Getúlio, sabe-se, era homem que preferia o silêncio tático à eloquência teatral. Esquivava-se de perguntas ferinas no riso fácil e aberto. Tinha o jeito esguio, mais mineiro que gaúcho. Sua biografia política nada linear fez com que o velho escapasse às definições fáceis, às etiquetas apressadas, simplistas ou preguiçosas.
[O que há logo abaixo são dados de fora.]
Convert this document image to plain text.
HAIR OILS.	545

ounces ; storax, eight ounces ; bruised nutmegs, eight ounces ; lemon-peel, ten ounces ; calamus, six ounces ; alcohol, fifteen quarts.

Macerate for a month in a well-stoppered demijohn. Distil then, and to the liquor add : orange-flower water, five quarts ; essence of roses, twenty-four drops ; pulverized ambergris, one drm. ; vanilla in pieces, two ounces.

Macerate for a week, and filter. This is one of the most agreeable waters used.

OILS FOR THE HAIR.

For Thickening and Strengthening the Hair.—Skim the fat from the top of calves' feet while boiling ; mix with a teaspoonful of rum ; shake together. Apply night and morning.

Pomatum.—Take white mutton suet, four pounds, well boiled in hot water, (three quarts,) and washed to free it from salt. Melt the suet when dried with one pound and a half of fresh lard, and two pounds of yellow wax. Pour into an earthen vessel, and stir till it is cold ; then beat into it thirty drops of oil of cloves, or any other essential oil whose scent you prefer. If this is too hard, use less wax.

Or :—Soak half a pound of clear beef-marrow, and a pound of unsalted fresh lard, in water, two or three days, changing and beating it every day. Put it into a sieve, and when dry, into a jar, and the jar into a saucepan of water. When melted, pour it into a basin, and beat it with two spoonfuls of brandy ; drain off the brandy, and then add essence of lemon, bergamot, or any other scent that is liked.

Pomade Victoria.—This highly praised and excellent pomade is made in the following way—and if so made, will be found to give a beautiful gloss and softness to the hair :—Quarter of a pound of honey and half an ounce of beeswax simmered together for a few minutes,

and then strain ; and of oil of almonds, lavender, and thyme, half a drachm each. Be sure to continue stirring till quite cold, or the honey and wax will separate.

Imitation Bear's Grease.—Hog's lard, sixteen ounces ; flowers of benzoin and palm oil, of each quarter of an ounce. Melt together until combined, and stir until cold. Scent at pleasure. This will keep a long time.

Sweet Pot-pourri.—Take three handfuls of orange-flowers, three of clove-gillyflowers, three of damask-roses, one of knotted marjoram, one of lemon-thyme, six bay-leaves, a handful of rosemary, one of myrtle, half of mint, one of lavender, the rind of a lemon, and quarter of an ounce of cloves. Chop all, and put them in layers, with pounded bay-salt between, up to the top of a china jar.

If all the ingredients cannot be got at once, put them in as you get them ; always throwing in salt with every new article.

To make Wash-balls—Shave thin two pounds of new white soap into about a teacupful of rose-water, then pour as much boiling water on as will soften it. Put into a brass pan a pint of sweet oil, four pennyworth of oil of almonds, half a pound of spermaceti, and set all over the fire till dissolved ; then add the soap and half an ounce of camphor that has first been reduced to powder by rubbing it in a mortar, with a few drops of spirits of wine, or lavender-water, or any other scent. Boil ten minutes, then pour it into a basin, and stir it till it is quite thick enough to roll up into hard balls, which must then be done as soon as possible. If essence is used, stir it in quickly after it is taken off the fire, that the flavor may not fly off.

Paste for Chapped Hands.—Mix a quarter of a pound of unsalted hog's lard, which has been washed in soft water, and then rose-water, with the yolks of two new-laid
Raposa, caudilho, déspota, pai dos pobres, inventor do Brasil moderno — são muitos os epítetos, alguns mais acurados que outros, disparados da retórica de entusiastas e detratores.
Entre biografias, memórias, diários de gabinete e análises políticas, esta lista propõe um possível roteiro de decifração da figura mais influente da história da República no Brasil.
Lira Neto (Companhia das Letras, 2014)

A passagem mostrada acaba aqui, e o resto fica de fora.